The Early Miocene Odontocete Araeodelphis natator Kellogg, 1957 (Cetacea; Platanistidae), from the Calvert Formation of Maryland, U.S.A.

ABSTRACT On the basis of an assigned specimen (USNM 526604, from the Plum Point Member of the Calvert Formation, Early Miocene, Maryland, U.S.A.), Araeodelphis natator Kellogg, 1957, is referred to the Platanistidae. A phylogenetic analysis identifies A. natator as the most stemward member of the family. By contrast, the extant river dolphin, Platanista gangetica (Platanistidae), is one of the most specialized odontocetes.

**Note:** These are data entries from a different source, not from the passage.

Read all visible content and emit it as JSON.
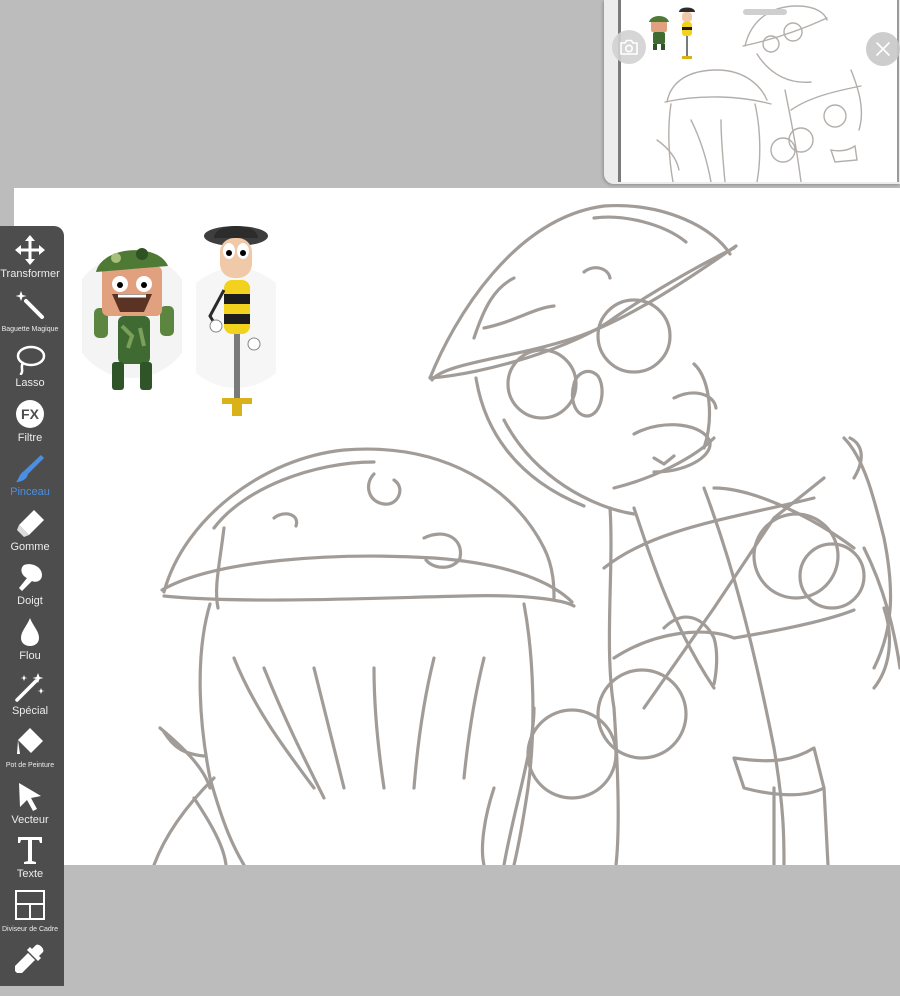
{
  "app": {
    "accent_color": "#4a8fe4",
    "toolbar_color": "#4d4d4d",
    "background_color": "#bcbcbc"
  },
  "toolbar": {
    "tools": [
      {
        "id": "transform",
        "label": "Transformer",
        "icon": "move-arrows-icon",
        "active": false
      },
      {
        "id": "magic-wand",
        "label": "Baguette Magique",
        "icon": "magic-wand-icon",
        "active": false
      },
      {
        "id": "lasso",
        "label": "Lasso",
        "icon": "lasso-icon",
        "active": false
      },
      {
        "id": "filter",
        "label": "Filtre",
        "icon": "fx-icon",
        "active": false
      },
      {
        "id": "brush",
        "label": "Pinceau",
        "icon": "brush-icon",
        "active": true
      },
      {
        "id": "eraser",
        "label": "Gomme",
        "icon": "eraser-icon",
        "active": false
      },
      {
        "id": "smudge",
        "label": "Doigt",
        "icon": "finger-icon",
        "active": false
      },
      {
        "id": "blur",
        "label": "Flou",
        "icon": "drop-icon",
        "active": false
      },
      {
        "id": "special",
        "label": "Spécial",
        "icon": "sparkle-wand-icon",
        "active": false
      },
      {
        "id": "paint-bucket",
        "label": "Pot de Peinture",
        "icon": "paint-bucket-icon",
        "active": false
      },
      {
        "id": "vector",
        "label": "Vecteur",
        "icon": "cursor-arrow-icon",
        "active": false
      },
      {
        "id": "text",
        "label": "Texte",
        "icon": "text-t-icon",
        "active": false
      },
      {
        "id": "frame-divider",
        "label": "Diviseur de Cadre",
        "icon": "frame-divider-icon",
        "active": false
      },
      {
        "id": "eyedropper",
        "label": "",
        "icon": "eyedropper-icon",
        "active": false
      }
    ]
  },
  "preview": {
    "camera_icon": "camera-icon",
    "close_icon": "close-icon"
  },
  "canvas": {
    "stickers": [
      "camo-soldier-character",
      "helmet-pogo-stick-character"
    ]
  }
}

Araeodelphis natator exhibits the following unique combination of characters: overall skull length (condylobasal length) estimated at about 50 cm; rostrum twice the length of the facial region; rostrum wider than deep throughout its entire length; approximately 50 teeth in each quadrant of rostrum; mesorostral canal closed dorsally through anterior half of rostrum by apposition of contralateral premaxillae; cranium with elevated orbits directed anterolaterally; maxillary crest (supraorbital process of frontal and overlapping maxilla) modestly thickened laterally and elevated above midline of skull; non-pneumatized supraorbital eminences; lobe of the pterygoid airsac sinus occupying orbital surface of frontal; zygomatic process compressed transversely; no postglenoid process; and glenoid facet faces medially. Araeodelphis provides new data about the definition and phylogenetic relationships of platanistids with other platanistoids, confirming the sister-group relationship with the extinct squalodelphinids and the ancestral platanistid skull morphology preceding the platanistine-pomatodelphinine split.